In D.C., expulsion is rare — except at charters

Washington D.C.charter schools expel students at far higher rates than district-run schools, reports the Washington Post.

During the 2011-12 school year, when charters enrolled 41 percent of the city’s students, they removed 227 children for discipline violations and had an expulsion rate of 72 per 10,000 students; the District school system removed three and had an expulsion rate of less than 1 per 10,000 students.

While two-thirds of charters recorded no expulsions, a charter for drop-outs expelled 30 students — nearly a third of enrollment — and another expelled 5 percent of its students.

In her senior year, Elsie Mayo was forced out of Thurgood Marshall Academy, a high-performing charter school, for coming to school drunk, talking back to a teacher and pulling a false fire alarm. She finished the year at Anacostia High School and qualified for $70,000 in scholarships to attend Simmons College in Boston, where she’s studying math and computer science. Thurgood Marshall counselors told her how to get the scholarship aid, she says in the video (below).

The D.C. school system relies heavily on long-term suspensions and involuntary transfers. It also runs alternative middle and high schools for badly behaved students.
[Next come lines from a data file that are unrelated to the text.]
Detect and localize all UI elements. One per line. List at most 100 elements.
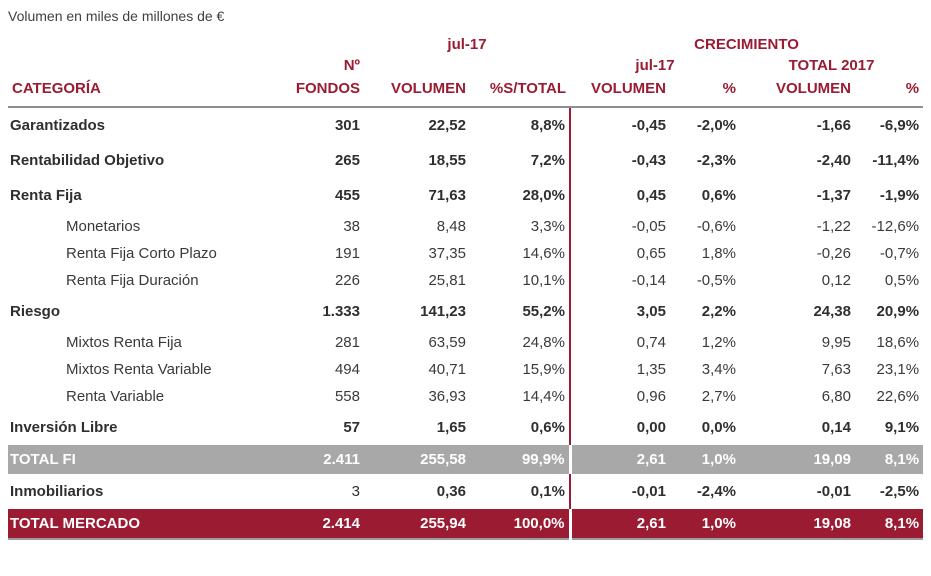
row-label: Inmobiliarios xyxy=(10,483,104,500)
cell-total2017-volumen: -2,40 xyxy=(816,152,851,169)
header-fondos: FONDOS xyxy=(288,76,364,108)
table-row: Inversión Libre 57 1,65 0,6% 0,00 0,0% 0,14 9,1… xyxy=(8,410,923,445)
cell-volumen: 255,94 xyxy=(420,515,466,532)
header-pct-total2017: % xyxy=(855,76,924,108)
cell-crec-jul17-volumen: 2,61 xyxy=(568,445,670,474)
cell-total2017-pct: -11,4% xyxy=(872,152,920,169)
row-label: Rentabilidad Objetivo xyxy=(10,152,165,169)
cell-volumen: 36,93 xyxy=(428,388,466,405)
cell-total2017-pct: -1,9% xyxy=(879,187,920,204)
row-label: Monetarios xyxy=(66,218,141,235)
table-row: TOTAL MERCADO 2.414 255,94 100,0% 2,61 1,0% 19… xyxy=(8,509,924,539)
report-page: Volumen en miles de millones de € jul-17… xyxy=(8,8,924,540)
table-row: Riesgo 1.333 141,23 55,2% 3,05 2,2% 24,38 20,9% xyxy=(8,294,923,329)
cell-fondos: 281 xyxy=(334,334,360,351)
header-total-2017: TOTAL 2017 xyxy=(788,57,875,74)
cell-fondos: 301 xyxy=(334,117,360,134)
cell-pct-s-total: 15,9% xyxy=(522,361,565,378)
cell-total2017-volumen: 9,95 xyxy=(821,334,851,351)
cell-total2017-volumen: -1,66 xyxy=(816,117,851,134)
cell-total2017-pct: -12,6% xyxy=(871,218,920,235)
row-label: Riesgo xyxy=(10,303,61,320)
cell-total2017-pct: 18,6% xyxy=(876,334,920,351)
funds-table: jul-17 CRECIMIENTO Nº jul-17 TOTAL 2017 … xyxy=(8,32,924,540)
cell-crec-jul17-volumen: 0,74 xyxy=(569,329,670,356)
header-crecimiento-group: CRECIMIENTO xyxy=(694,36,799,53)
cell-crec-jul17-pct: 1,2% xyxy=(701,334,736,351)
cell-crec-jul17-pct: -2,4% xyxy=(696,483,736,500)
cell-pct-s-total: 0,6% xyxy=(530,419,565,436)
cell-volumen: 255,58 xyxy=(420,451,466,468)
cell-total2017-volumen: -1,37 xyxy=(816,187,851,204)
cell-total2017-pct: -2,5% xyxy=(879,483,920,500)
cell-total2017-pct: 8,1% xyxy=(884,451,920,468)
cell-crec-jul17-volumen: 0,65 xyxy=(569,240,670,267)
cell-fondos: 38 xyxy=(343,218,360,235)
cell-fondos: 2.414 xyxy=(322,515,360,532)
cell-total2017-volumen: 7,63 xyxy=(821,361,851,378)
table-row: Garantizados 301 22,52 8,8% -0,45 -2,0% -1,66 -… xyxy=(8,107,923,143)
row-label: TOTAL MERCADO xyxy=(10,515,140,532)
cell-crec-jul17-volumen: -0,01 xyxy=(569,474,670,509)
cell-crec-jul17-volumen: 1,35 xyxy=(569,356,670,383)
cell-total2017-pct: 23,1% xyxy=(876,361,920,378)
header-stotal: %S/TOTAL xyxy=(470,76,570,108)
cell-total2017-pct: 22,6% xyxy=(876,388,920,405)
row-label: Renta Fija Duración xyxy=(66,272,199,289)
cell-total2017-volumen: 24,38 xyxy=(813,303,851,320)
cell-fondos: 1.333 xyxy=(322,303,360,320)
cell-total2017-volumen: -0,01 xyxy=(816,483,851,500)
row-label: TOTAL FI xyxy=(10,451,76,468)
header-categoria: CATEGORÍA xyxy=(8,76,288,108)
cell-pct-s-total: 24,8% xyxy=(522,334,565,351)
header-jul17-group: jul-17 xyxy=(447,36,487,53)
cell-volumen: 8,48 xyxy=(436,218,466,235)
cell-volumen: 1,65 xyxy=(436,419,466,436)
table-row: TOTAL FI 2.411 255,58 99,9% 2,61 1,0% 19,09 8,1… xyxy=(8,445,924,474)
cell-total2017-volumen: 6,80 xyxy=(821,388,851,405)
cell-crec-jul17-pct: 1,0% xyxy=(701,451,736,468)
cell-crec-jul17-pct: 1,8% xyxy=(701,245,736,262)
row-label: Renta Variable xyxy=(66,388,165,405)
header-group-row: jul-17 CRECIMIENTO xyxy=(8,32,923,55)
table-row: Inmobiliarios 3 0,36 0,1% -0,01 -2,4% -0,01 -2,… xyxy=(8,474,923,509)
header-spacer xyxy=(8,32,364,55)
header-num: Nº xyxy=(343,57,360,74)
cell-total2017-pct: -0,7% xyxy=(879,245,920,262)
cell-fondos: 2.411 xyxy=(323,451,360,468)
cell-crec-jul17-volumen: 2,61 xyxy=(568,509,670,539)
cell-total2017-volumen: 19,09 xyxy=(813,451,851,468)
cell-volumen: 71,63 xyxy=(428,187,466,204)
table-body: Garantizados 301 22,52 8,8% -0,45 -2,0% -1,66 -… xyxy=(8,107,924,539)
cell-fondos: 265 xyxy=(334,152,360,169)
cell-volumen: 63,59 xyxy=(428,334,466,351)
cell-pct-s-total: 10,1% xyxy=(522,272,565,289)
cell-crec-jul17-pct: 0,0% xyxy=(701,419,736,436)
cell-total2017-volumen: 0,12 xyxy=(821,272,851,289)
cell-total2017-pct: 8,1% xyxy=(884,515,920,532)
table-row: Rentabilidad Objetivo 265 18,55 7,2% -0,43 -2… xyxy=(8,143,923,178)
cell-volumen: 25,81 xyxy=(428,272,466,289)
cell-pct-s-total: 8,8% xyxy=(530,117,565,134)
cell-pct-s-total: 100,0% xyxy=(513,515,565,532)
table-row: Mixtos Renta Fija 281 63,59 24,8% 0,74 1,2% 9,… xyxy=(8,329,923,356)
page-title: Volumen en miles de millones de € xyxy=(8,8,225,24)
cell-total2017-pct: 0,5% xyxy=(884,272,920,289)
cell-fondos: 455 xyxy=(334,187,360,204)
cell-crec-jul17-volumen: 0,45 xyxy=(569,178,670,213)
cell-crec-jul17-pct: -2,3% xyxy=(696,152,736,169)
cell-total2017-volumen: -1,22 xyxy=(816,218,851,235)
cell-pct-s-total: 14,6% xyxy=(522,245,565,262)
header-volumen-crec: VOLUMEN xyxy=(570,76,670,108)
header-subgroup-row: Nº jul-17 TOTAL 2017 xyxy=(8,55,923,76)
header-spacer xyxy=(8,55,288,76)
table-row: Renta Fija 455 71,63 28,0% 0,45 0,6% -1,37 -1,9… xyxy=(8,178,923,213)
cell-crec-jul17-pct: 0,6% xyxy=(701,187,736,204)
cell-crec-jul17-pct: 3,4% xyxy=(701,361,736,378)
cell-volumen: 18,55 xyxy=(428,152,466,169)
cell-crec-jul17-volumen: -0,45 xyxy=(569,107,670,143)
cell-crec-jul17-volumen: -0,05 xyxy=(569,213,670,240)
row-label: Mixtos Renta Variable xyxy=(66,361,212,378)
cell-volumen: 0,36 xyxy=(436,483,466,500)
cell-crec-jul17-volumen: 0,00 xyxy=(569,410,670,445)
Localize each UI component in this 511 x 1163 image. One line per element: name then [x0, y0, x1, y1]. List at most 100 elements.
There’s talk of creating an alternative school for charter students who can’t behave in class.

Scott Pearson, executive director of the D.C. Public Charter School Board, hopes to reduce expulsions.

A few weeks after taking the charter board’s helm, Pearson released two years of discipline data. In August, the charter board published an additional year’s worth of numbers.

It already has had a “profound effect,” with charter expulsion rates dropping 25 to 30 percent so far this school year, Pearson said.

Schools are “taking a new look at their discipline procedures, and in many cases have modified their discipline procedures significantly to reduce the number of suspensions and expulsions,” he said.

However, Pearson doesn’t want charters to abandon expulsion for students who are dangerous or disruptive. Parents interviewed in the Post‘s video agree that safety is important.